The members of the MedLab develop new mathematical methods that allow identification of disease specific signatures within modern large-scale bio-medical datasets, such as genomics or proteomics sources. Having these signatures (e.g. changing concentrations of a blood protein during some viral infection) will allow to build new diagnostic test but also to gain insights about disease mechanisms. This is based on the insight that changes in cells – while they undergo transformation from “normal” to a malignant state (e.g. during infections) – happen on many biological levels, including genes, proteins and metabolites. Integrative analysis of all these levels allows generation of more detailed and informative models about a disease when compared to just analyzing the effect of single biomarkers, such as blood values or proteins levels.

Requirements

The prospective participant should:

have a background in mathematics, bioinformatics or computer science,
have experience in network analysis,
have experience with a high-level programming language (e.g. C/C++, Java or Python) and a statistical software package such as R,
have attended classes in the area of data mining or acquired the foundations of this field by some other means
be prepared to work with very large datasets from industry partners (which involves preprocessing, e.g. to overcome inconsistencies and incompleteness).
Ideally, be familiar with the biological background and has already worked with biological data-sets, and finally…
have experience in working in a Linux/Unix environment.

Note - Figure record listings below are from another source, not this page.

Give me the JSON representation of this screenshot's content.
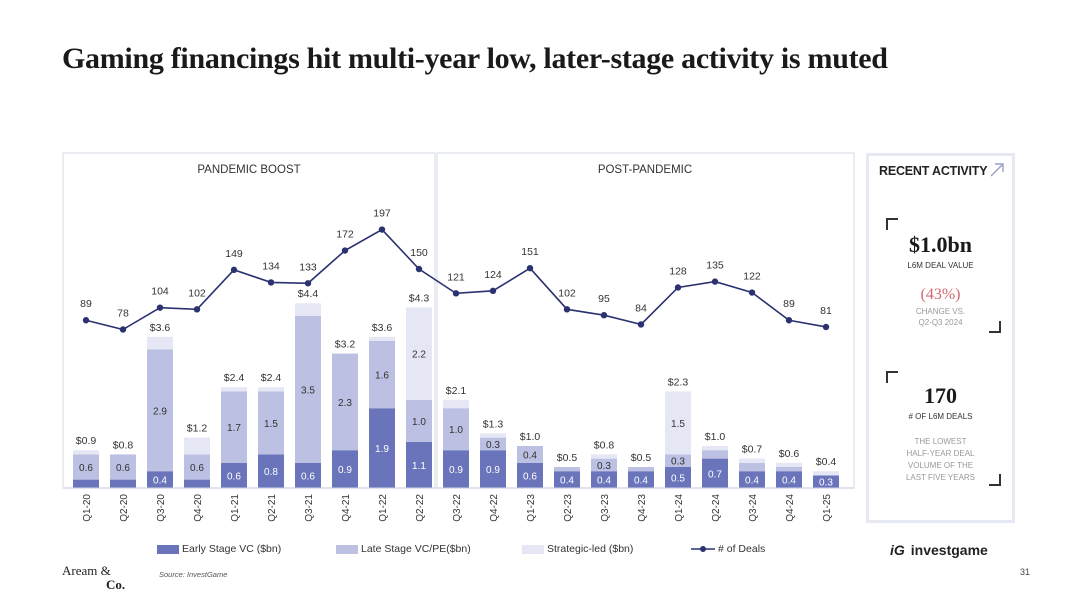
{
  "title": "Gaming financings hit multi-year low, later-stage activity is muted",
  "chart_data": {
    "type": "bar",
    "stacked": true,
    "sections": [
      "PANDEMIC BOOST",
      "POST-PANDEMIC"
    ],
    "categories": [
      "Q1-20",
      "Q2-20",
      "Q3-20",
      "Q4-20",
      "Q1-21",
      "Q2-21",
      "Q3-21",
      "Q4-21",
      "Q1-22",
      "Q2-22",
      "Q3-22",
      "Q4-22",
      "Q1-23",
      "Q2-23",
      "Q3-23",
      "Q4-23",
      "Q1-24",
      "Q2-24",
      "Q3-24",
      "Q4-24",
      "Q1-25"
    ],
    "series": [
      {
        "name": "Early Stage VC ($bn)",
        "color": "#6a74bb",
        "values": [
          0.2,
          0.2,
          0.4,
          0.2,
          0.6,
          0.8,
          0.6,
          0.9,
          1.9,
          1.1,
          0.9,
          0.9,
          0.6,
          0.4,
          0.4,
          0.4,
          0.5,
          0.7,
          0.4,
          0.4,
          0.3
        ],
        "labels": [
          "",
          "",
          "0.4",
          "",
          "0.6",
          "0.8",
          "0.6",
          "0.9",
          "1.9",
          "1.1",
          "0.9",
          "0.9",
          "0.6",
          "0.4",
          "0.4",
          "0.4",
          "0.5",
          "0.7",
          "0.4",
          "0.4",
          "0.3"
        ]
      },
      {
        "name": "Late Stage VC/PE($bn)",
        "color": "#bcc0e2",
        "values": [
          0.6,
          0.6,
          2.9,
          0.6,
          1.7,
          1.5,
          3.5,
          2.3,
          1.6,
          1.0,
          1.0,
          0.3,
          0.4,
          0.1,
          0.3,
          0.1,
          0.3,
          0.2,
          0.2,
          0.1,
          0.0
        ],
        "labels": [
          "0.6",
          "0.6",
          "2.9",
          "0.6",
          "1.7",
          "1.5",
          "3.5",
          "2.3",
          "1.6",
          "1.0",
          "1.0",
          "0.3",
          "0.4",
          "",
          "0.3",
          "",
          "0.3",
          "",
          "",
          "",
          ""
        ]
      },
      {
        "name": "Strategic-led ($bn)",
        "color": "#e6e7f5",
        "values": [
          0.1,
          0.0,
          0.3,
          0.4,
          0.1,
          0.1,
          0.3,
          0.0,
          0.1,
          2.2,
          0.2,
          0.1,
          0.0,
          0.0,
          0.1,
          0.0,
          1.5,
          0.1,
          0.1,
          0.1,
          0.1
        ],
        "labels": [
          "",
          "",
          "",
          "",
          "",
          "",
          "",
          "",
          "",
          "2.2",
          "",
          "",
          "",
          "",
          "",
          "",
          "1.5",
          "",
          "",
          "",
          ""
        ]
      }
    ],
    "totals": [
      "$0.9",
      "$0.8",
      "$3.6",
      "$1.2",
      "$2.4",
      "$2.4",
      "$4.4",
      "$3.2",
      "$3.6",
      "$4.3",
      "$2.1",
      "$1.3",
      "$1.0",
      "$0.5",
      "$0.8",
      "$0.5",
      "$2.3",
      "$1.0",
      "$0.7",
      "$0.6",
      "$0.4"
    ],
    "deals": {
      "name": "# of Deals",
      "values": [
        89,
        78,
        104,
        102,
        149,
        134,
        133,
        172,
        197,
        150,
        121,
        124,
        151,
        102,
        95,
        84,
        128,
        135,
        122,
        89,
        81
      ]
    },
    "legend": [
      "Early Stage VC ($bn)",
      "Late Stage VC/PE($bn)",
      "Strategic-led ($bn)",
      "# of Deals"
    ]
  },
  "panel": {
    "title": "RECENT ACTIVITY",
    "value1": "$1.0bn",
    "value1_label": "L6M DEAL VALUE",
    "change": "(43%)",
    "change_label_1": "CHANGE VS.",
    "change_label_2": "Q2-Q3 2024",
    "value2": "170",
    "value2_label": "# OF L6M DEALS",
    "note_1": "THE LOWEST",
    "note_2": "HALF-YEAR DEAL",
    "note_3": "VOLUME OF THE",
    "note_4": "LAST FIVE YEARS"
  },
  "footer": {
    "source": "Source: InvestGame",
    "logo_line1": "Aream &",
    "logo_line2": "Co.",
    "brand_mark": "iG",
    "brand": "investgame",
    "page": "31"
  },
  "colors": {
    "early": "#6a74bb",
    "late": "#bcc0e2",
    "strategic": "#e6e7f5",
    "deals": "#2b3270",
    "accent": "#d4666e"
  }
}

Project 3: Deloitte Deutschland

Sponsor

Deloitte provides audit, risk advisory, tax, financial advisory, and consulting services to public and private clients spanning multiple industries; legal advisory services in Germany are provided by Deloitte Legal. With a globally connected network of member firms in more than 150 countries, Deloitte brings excellent capabilities and high-quality service to clients, delivering the insights they need to address their most complex business challenges. Deloitte’s approximately 286,000 professionals are committed to making an impact that matters.

Project

The goal of this project is to analyze data anomalies in the context of credit card data. Based on anonymized credit card transactions, time series patterns need to be analyzed in order to detect payment fraud. Based on both statistical and machine learning approaches, competing fraud detection models will be investigated. As a result, the applied approaches will be compared with respect to accuracy, complexity and feasibility. Additionally, the results will be visualized. You will work together with experienced data scientists and you will learn in this project how to visualize and to communicate results within a heterogeneous team. Furthermore, you will get deep insights into the challenges that practitioners are facing, especially when the achieved solutions to such real-world problems need to be implemented into applied risk management processes.

Hosting Lab

This project will be hosted by the Med Lab together with the Analytics Institute.

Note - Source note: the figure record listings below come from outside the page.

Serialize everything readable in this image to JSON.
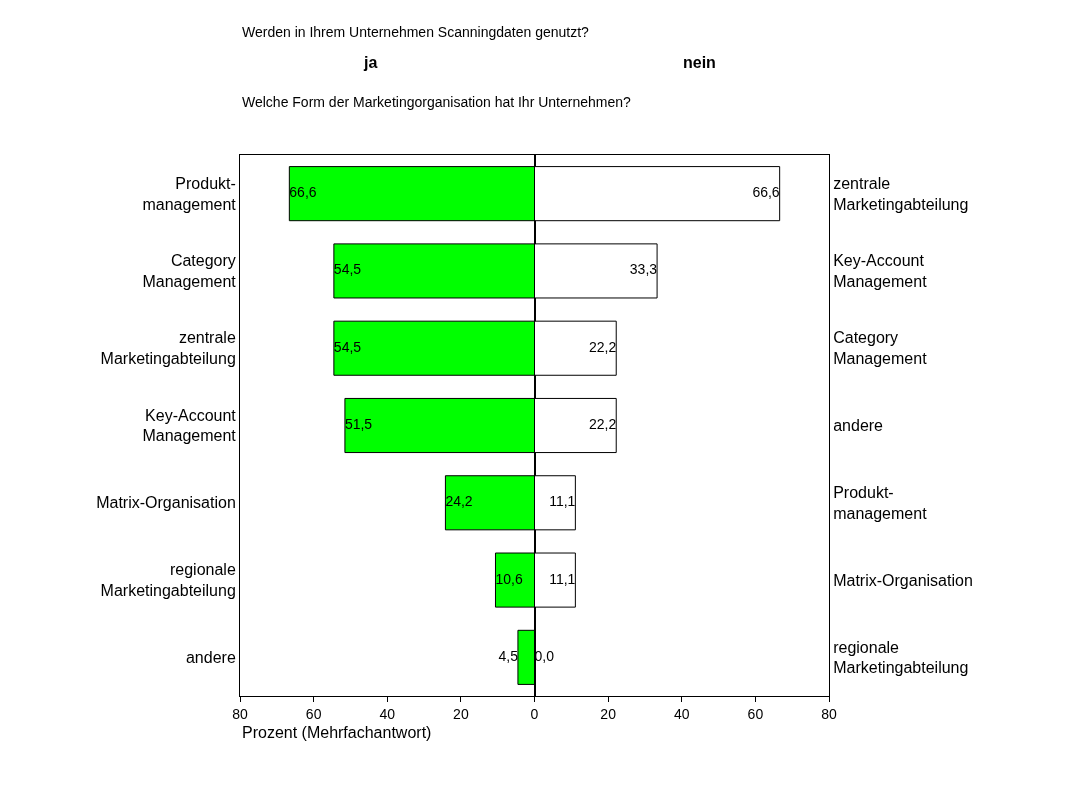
{
  "chart_data": [
    {
      "type": "bar",
      "orientation": "horizontal",
      "title": "ja",
      "xlabel": "Prozent (Mehrfachantwort)",
      "annotations": [
        "Werden in Ihrem Unternehmen Scanningdaten genutzt?",
        "Welche Form der Marketingorganisation hat Ihr Unternehmen?"
      ],
      "categories": [
        "Produkt-\nmanagement",
        "Category\nManagement",
        "zentrale\nMarketingabteilung",
        "Key-Account\nManagement",
        "Matrix-Organisation",
        "regionale\nMarketingabteilung",
        "andere"
      ],
      "values": [
        66.6,
        54.5,
        54.5,
        51.5,
        24.2,
        10.6,
        4.5
      ],
      "value_labels": [
        "66,6",
        "54,5",
        "54,5",
        "51,5",
        "24,2",
        "10,6",
        "4,5"
      ],
      "color": "#00ff00",
      "xlim": [
        80,
        0
      ],
      "xticks": [
        80,
        60,
        40,
        20
      ]
    },
    {
      "type": "bar",
      "orientation": "horizontal",
      "title": "nein",
      "categories": [
        "zentrale\nMarketingabteilung",
        "Key-Account\nManagement",
        "Category\nManagement",
        "andere",
        "Produkt-\nmanagement",
        "Matrix-Organisation",
        "regionale\nMarketingabteilung"
      ],
      "values": [
        66.6,
        33.3,
        22.2,
        22.2,
        11.1,
        11.1,
        0.0
      ],
      "value_labels": [
        "66,6",
        "33,3",
        "22,2",
        "22,2",
        "11,1",
        "11,1",
        "0,0"
      ],
      "color": "#ffffff",
      "xlim": [
        0,
        80
      ],
      "xticks": [
        0,
        20,
        40,
        60,
        80
      ]
    }
  ]
}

The Analytics Institute has been working as a think tank and accelerator in the sectors of business and technology since 2014. Since it was created, it enables companies to think new and differently about the use of data analytics and Big Data to explore and exploit available opportunities.

The Analytics Institute operates at the intersection of business, academia and technology as an expert and catalyst for analytics in the marketplace, enabling clients, partners and stakeholders to develop, implement and improve sustainable analytics solutions within their business and technological infrastructure.

Team

Our team bundles the expertise of data scientists, data engineers, designers and experienced industry experts, to create customized analytics solutions according to our clients’ need.

Requirements

The prospective participant should:

Have a solid statistical or mathematical background,
Have a good command of a programming language and should be experienced in writing scripts, e.g. in R or Python,
and experience with Big Data

Ideally he or she:

Is familiar with methodologies of outlier detection,
Has already worked with machine learning algorithms,
Is interested in financial risk management and
Has experience in visualizing of large data sets.